If you bite into a chocolate-covered cherry, chances are you will drip sugary fluid down your chin and onto your shirt. There is a secret to making chocolates with liquid fillings, with or without alcohol.
The secret is invertase, a magic ingredient that does all the hard work for you. Invertase is an enzyme that liquefies sugar (sucrose) crystals.
Let’s use the chocolate coated cherry cordial as an example. Making one would look a little like this: drain a jar of preserved maraschino cherries, set the syrup aside and add some invertase. Coat each cherry with several alternating layers of powdered sugar and the invertase enhanced cherry syrup.
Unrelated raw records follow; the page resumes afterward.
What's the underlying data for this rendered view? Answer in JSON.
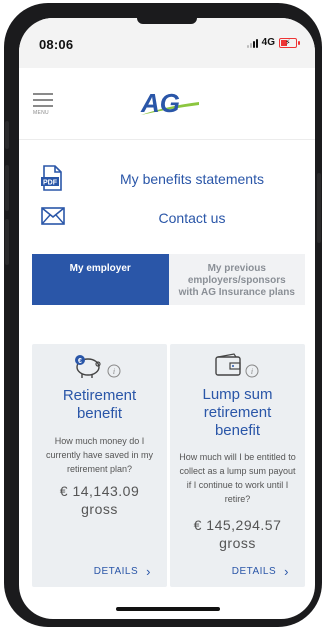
{
  "status_bar": {
    "time": "08:06",
    "network": "4G"
  },
  "header": {
    "menu_label": "MENU",
    "logo_text": "AG"
  },
  "links": {
    "benefits_statements": "My benefits statements",
    "contact_us": "Contact us",
    "pdf_icon_text": "PDF"
  },
  "tabs": [
    {
      "label": "My employer",
      "active": true
    },
    {
      "label": "My previous employers/sponsors with AG Insurance plans",
      "active": false
    }
  ],
  "cards": [
    {
      "title": "Retirement benefit",
      "description": "How much money do I currently have saved in my retirement plan?",
      "amount": "€ 14,143.09",
      "amount_note": "gross",
      "action": "DETAILS",
      "icon": "piggy-bank-icon"
    },
    {
      "title": "Lump sum retirement benefit",
      "description": "How much will I be entitled to collect as a lump sum payout if I continue to work until I retire?",
      "amount": "€ 145,294.57",
      "amount_note": "gross",
      "action": "DETAILS",
      "icon": "wallet-icon"
    }
  ],
  "colors": {
    "brand_blue": "#2a56a8",
    "brand_green": "#8cc63f",
    "card_bg": "#eceff2",
    "tab_inactive_bg": "#f1f2f4"
  }
}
Dip each into tempered chocolate coating. Invertase starts to break down the sugar immediately and does not stop even after enrobed in chocolate. It is important to apply the chocolate layer extra thick. If the coating has any weak spots or cracks, the liquid will leak out.
It can take up to a couple of weeks for the sugar to totally dissolve. Store in a cool room, but not in a freezer. Freezing temperatures will slow down the liquefaction.
This illustration is just the tip of the iceberg. There are many variations of cream and fondant fillings that turn to liquid. There are lots of books and websites that give step by step instructions on making cordials and liquor filled chocolates. That is where you should go to find recipes and tips and all kinds of helpful ideas to get you started.